Clinton Gathering Trumps Davos

January 26, 2010 by Douglas A. McIntyre

The World Economic Forum at Davos has lost its cache of a few years. It was hurt badly by the recession. CEOs were reluctant to be seen flying their private jets to Switzerland to rub shoulders with world leaders and celebrities.

It turns out the American senior executives that find the conference useful can attend one closer to home. It is the Clinton Global Initiative gathering. According to new research by public relations firm Weber Shandwick, CEOs from Fortune’s “Most Admired” companies prefer the Chief Executive Officers Club of Boston meeting and WSJ CEO Council to Davos.

It is not clear whether American CEOs prefer American-based conferences to Davos for PR reasons or utility. Davos has become a mad house over the last several years with pundits, politicians, artists, and economists there to join CEOs to discuss the world’s economic problems. The event may simply have become so cluttered with irrelevant people and off-beat agendas that it is a waste of time for US CEOs.

The Clinton meeting may be more attractive for a number of reasons. The first is that the gathering has a partial focus on charitable aid to solve world problems, problems that Bill Clinton is involved in addressing. The other is that the Clinton meeting is more restricted to a review of global economic and financial problems and less to the agendas of world leaders and famous people.
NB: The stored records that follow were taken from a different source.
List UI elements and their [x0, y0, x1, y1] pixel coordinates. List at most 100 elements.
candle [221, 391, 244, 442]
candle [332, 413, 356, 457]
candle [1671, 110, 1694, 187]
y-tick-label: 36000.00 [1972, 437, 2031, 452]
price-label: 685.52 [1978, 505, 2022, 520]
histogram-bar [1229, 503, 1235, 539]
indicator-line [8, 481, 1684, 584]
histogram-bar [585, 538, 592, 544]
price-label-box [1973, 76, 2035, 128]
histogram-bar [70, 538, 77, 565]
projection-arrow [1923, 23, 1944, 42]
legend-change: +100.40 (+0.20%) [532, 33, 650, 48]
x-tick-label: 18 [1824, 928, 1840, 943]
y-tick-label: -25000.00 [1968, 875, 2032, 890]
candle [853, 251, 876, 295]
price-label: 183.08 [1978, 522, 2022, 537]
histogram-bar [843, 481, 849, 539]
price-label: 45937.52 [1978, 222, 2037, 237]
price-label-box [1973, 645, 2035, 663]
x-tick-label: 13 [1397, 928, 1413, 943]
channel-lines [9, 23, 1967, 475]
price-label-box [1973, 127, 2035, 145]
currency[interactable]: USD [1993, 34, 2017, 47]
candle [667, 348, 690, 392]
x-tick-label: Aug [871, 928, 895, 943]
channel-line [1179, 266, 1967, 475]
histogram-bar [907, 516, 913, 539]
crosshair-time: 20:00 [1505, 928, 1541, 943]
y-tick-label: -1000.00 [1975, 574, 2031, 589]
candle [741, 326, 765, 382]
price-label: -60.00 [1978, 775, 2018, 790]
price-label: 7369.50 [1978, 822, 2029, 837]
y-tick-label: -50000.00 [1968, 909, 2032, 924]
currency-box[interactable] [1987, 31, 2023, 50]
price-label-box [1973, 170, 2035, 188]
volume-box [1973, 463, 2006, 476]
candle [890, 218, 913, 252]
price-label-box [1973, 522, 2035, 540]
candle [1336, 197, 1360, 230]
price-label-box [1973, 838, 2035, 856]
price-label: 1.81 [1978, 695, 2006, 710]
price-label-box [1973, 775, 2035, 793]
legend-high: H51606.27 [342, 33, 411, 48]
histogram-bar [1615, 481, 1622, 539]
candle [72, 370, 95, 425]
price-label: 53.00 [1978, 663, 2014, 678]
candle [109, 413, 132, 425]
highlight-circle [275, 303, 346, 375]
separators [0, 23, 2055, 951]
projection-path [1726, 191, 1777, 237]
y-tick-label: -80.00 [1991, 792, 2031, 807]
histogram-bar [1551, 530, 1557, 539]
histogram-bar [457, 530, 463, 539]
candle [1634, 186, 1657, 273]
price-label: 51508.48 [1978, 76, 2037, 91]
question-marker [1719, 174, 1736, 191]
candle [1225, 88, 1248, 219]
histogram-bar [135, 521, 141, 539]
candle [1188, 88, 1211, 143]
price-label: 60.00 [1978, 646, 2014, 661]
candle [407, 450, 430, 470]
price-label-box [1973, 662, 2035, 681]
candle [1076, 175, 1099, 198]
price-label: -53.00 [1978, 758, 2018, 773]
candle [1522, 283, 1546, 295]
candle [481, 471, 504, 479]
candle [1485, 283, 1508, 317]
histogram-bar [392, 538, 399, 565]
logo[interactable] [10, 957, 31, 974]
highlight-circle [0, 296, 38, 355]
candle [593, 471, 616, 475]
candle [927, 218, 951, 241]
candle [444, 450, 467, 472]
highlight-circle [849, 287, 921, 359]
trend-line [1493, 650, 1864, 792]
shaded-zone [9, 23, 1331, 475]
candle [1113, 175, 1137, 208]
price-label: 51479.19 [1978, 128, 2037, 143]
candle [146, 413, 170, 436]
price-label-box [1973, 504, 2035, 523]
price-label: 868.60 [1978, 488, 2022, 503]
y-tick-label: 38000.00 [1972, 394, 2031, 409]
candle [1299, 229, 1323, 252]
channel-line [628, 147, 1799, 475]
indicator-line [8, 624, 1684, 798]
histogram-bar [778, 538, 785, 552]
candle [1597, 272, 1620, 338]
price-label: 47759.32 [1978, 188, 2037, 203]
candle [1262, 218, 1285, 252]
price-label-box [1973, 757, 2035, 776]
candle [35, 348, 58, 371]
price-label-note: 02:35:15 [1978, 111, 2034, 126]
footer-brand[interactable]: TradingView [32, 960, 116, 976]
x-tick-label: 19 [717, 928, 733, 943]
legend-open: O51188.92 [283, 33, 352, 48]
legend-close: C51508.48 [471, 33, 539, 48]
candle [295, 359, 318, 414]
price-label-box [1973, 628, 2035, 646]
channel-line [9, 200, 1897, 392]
Clinton’s meeting also benefits from the prestige of being run by a former President.

The reasons for the success of the WSJ and Fortune magazine events, which are both among the top five events based on CEO participation, is that these meetings are run by media which have little interest in topics beyond the core issues of the economy and financial matters. That is the focus of their editorial content, and guarantees to some extent that the time spent at these media-sponsored programs will not head off on tangents.

Davos is no longer the prefered destination for US CEO who want to discuss weighty issues which takes something away from its value for other participants.